EX-3.1 2 tm236108d1_ex3-1.htm EXHIBIT 3.1

 

Exhibit 3.1

 

AMENDMENT

TO THE

AMENDED AND RESTATED

CERTIFICATE OF INCORPORATION

OF

INTELLIGENT MEDICINE ACQUISITION CORP.

 

Pursuant to Section 242 of the

Delaware General Corporation Law

 

INTELLIGENT MEDICINE ACQUISITION CORP. (the “Corporation”), a corporation organized and existing under the laws of the State of Delaware, does hereby certify as follows:

 

1.The name of the Corporation is Intelligent Medicine Acquisition Corp. The Corporation’s Certificate of Incorporation was filed in the office of the Secretary of State of the State of Delaware on February 25, 2021 (the “Original Certificate”).
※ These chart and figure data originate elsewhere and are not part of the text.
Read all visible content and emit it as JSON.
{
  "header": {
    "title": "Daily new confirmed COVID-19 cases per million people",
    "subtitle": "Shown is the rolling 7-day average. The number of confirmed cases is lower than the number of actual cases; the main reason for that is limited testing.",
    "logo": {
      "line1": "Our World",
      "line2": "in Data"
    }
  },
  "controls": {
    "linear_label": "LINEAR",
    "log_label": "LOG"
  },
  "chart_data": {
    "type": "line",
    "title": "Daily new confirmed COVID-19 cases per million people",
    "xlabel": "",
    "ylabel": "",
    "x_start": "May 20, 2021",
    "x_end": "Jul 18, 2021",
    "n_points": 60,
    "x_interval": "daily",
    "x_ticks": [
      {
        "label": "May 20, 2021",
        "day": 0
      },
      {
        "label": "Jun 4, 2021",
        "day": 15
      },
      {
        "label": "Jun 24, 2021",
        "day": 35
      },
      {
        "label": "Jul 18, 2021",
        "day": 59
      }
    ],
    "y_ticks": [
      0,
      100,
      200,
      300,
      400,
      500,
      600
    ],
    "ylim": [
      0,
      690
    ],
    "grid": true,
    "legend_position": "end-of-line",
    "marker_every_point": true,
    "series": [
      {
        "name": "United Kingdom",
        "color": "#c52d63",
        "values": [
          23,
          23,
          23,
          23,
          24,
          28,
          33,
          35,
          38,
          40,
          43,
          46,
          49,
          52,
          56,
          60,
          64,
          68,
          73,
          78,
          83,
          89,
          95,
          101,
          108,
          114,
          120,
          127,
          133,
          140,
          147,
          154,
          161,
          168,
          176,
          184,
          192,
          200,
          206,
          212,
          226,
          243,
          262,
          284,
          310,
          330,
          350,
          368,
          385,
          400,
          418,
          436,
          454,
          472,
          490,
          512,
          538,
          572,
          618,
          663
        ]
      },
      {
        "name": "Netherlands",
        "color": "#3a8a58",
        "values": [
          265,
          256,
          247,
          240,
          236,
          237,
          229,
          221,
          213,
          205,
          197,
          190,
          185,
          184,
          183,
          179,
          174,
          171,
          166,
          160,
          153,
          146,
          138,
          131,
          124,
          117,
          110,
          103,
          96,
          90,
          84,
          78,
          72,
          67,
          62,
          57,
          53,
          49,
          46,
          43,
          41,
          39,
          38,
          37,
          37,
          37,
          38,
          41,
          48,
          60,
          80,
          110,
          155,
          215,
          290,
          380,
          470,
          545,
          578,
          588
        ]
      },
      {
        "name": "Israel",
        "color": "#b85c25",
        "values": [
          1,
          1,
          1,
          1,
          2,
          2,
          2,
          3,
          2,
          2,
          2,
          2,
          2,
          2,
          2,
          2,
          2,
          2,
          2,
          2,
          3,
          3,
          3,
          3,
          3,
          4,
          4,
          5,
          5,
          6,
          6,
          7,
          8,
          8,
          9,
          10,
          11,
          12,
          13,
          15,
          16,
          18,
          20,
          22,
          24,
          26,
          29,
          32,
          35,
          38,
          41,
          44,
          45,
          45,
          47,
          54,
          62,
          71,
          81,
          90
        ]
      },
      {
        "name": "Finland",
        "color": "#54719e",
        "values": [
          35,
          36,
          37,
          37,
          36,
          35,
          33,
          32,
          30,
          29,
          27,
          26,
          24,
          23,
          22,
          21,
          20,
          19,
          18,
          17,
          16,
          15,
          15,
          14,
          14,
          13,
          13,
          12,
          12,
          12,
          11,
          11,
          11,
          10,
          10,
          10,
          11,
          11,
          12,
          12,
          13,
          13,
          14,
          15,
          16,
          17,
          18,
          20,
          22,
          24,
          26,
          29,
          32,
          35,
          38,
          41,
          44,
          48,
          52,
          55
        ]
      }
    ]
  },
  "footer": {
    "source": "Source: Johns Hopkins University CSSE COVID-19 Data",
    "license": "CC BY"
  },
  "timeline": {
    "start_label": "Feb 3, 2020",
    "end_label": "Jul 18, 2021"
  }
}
An Amended and Restated Certificate of Incorporation was filed in the office of the Secretary of State of the State of Delaware on November 9, 2021 (the “Amended and Restated Certificate of Incorporation”).

 

2.This Amendment to the Amended and Restated Certificate of Incorporation amends the Amended and Restated Certificate of Incorporation of the Corporation.

 

3.This Amendment to the Amended and Restated Certificate of Incorporation was duly adopted by the affirmative vote of the holders of 65% of the stock entitled to vote at a meeting of stockholders in accordance with the provisions of Section 242 of the General Corporation Law of the State of Delaware (the “DGCL”).

 

4.The text of Section 9.2(d) of Article IX is hereby amended and restated to read in full as follows:

 

(d) In the event that the Corporation has not consummated an initial Business Combination within 15 months from the closing of the Offering, the Board may extend the period of time to consummate an initial Business Combination (an “Extension”) by an additional 7 months, or such earlier date as determined by the Board, for a total of up to 22 months to consummate an initial Business Combination, and if it fails to do so, the Corporation shall (i) cease all operations except for the purpose of winding up, (ii) as promptly as reasonably possible but not more than ten business days thereafter subject to lawfully available funds therefor, redeem 100% of the Offering Shares in consideration of a per-share price, payable in cash, equal to the quotient obtained by dividing (A) the aggregate amount then on deposit in the Trust Account, including interest not previously released to the Corporation to pay its franchise and income taxes (less up to $100,000 of such net interest to pay dissolution expenses), by (B) the total number of then outstanding Offering Shares, which redemption will completely extinguish rights of the Public Stockholders (including the right to receive further liquidating distributions, if any), subject to applicable law, and

 

(iii) as promptly as reasonably possible following such redemption, subject to the approval of the remaining stockholders and the Board in accordance with applicable law, dissolve and liquidate, subject in each case to the Corporation’s obligations under the DGCL to provide for claims of creditors and other requirements of applicable law.

 

 

 

 

IN WITNESS WHEREOF, Intelligent Medicine Acquisition Corp. has caused this Amendment to the Amended and Restated Certificate to be duly executed in its name and on its behalf by an authorized officer as of this day of February 8, 2023.

 

INTELLIGENT MEDICINE ACQUISITION CORP.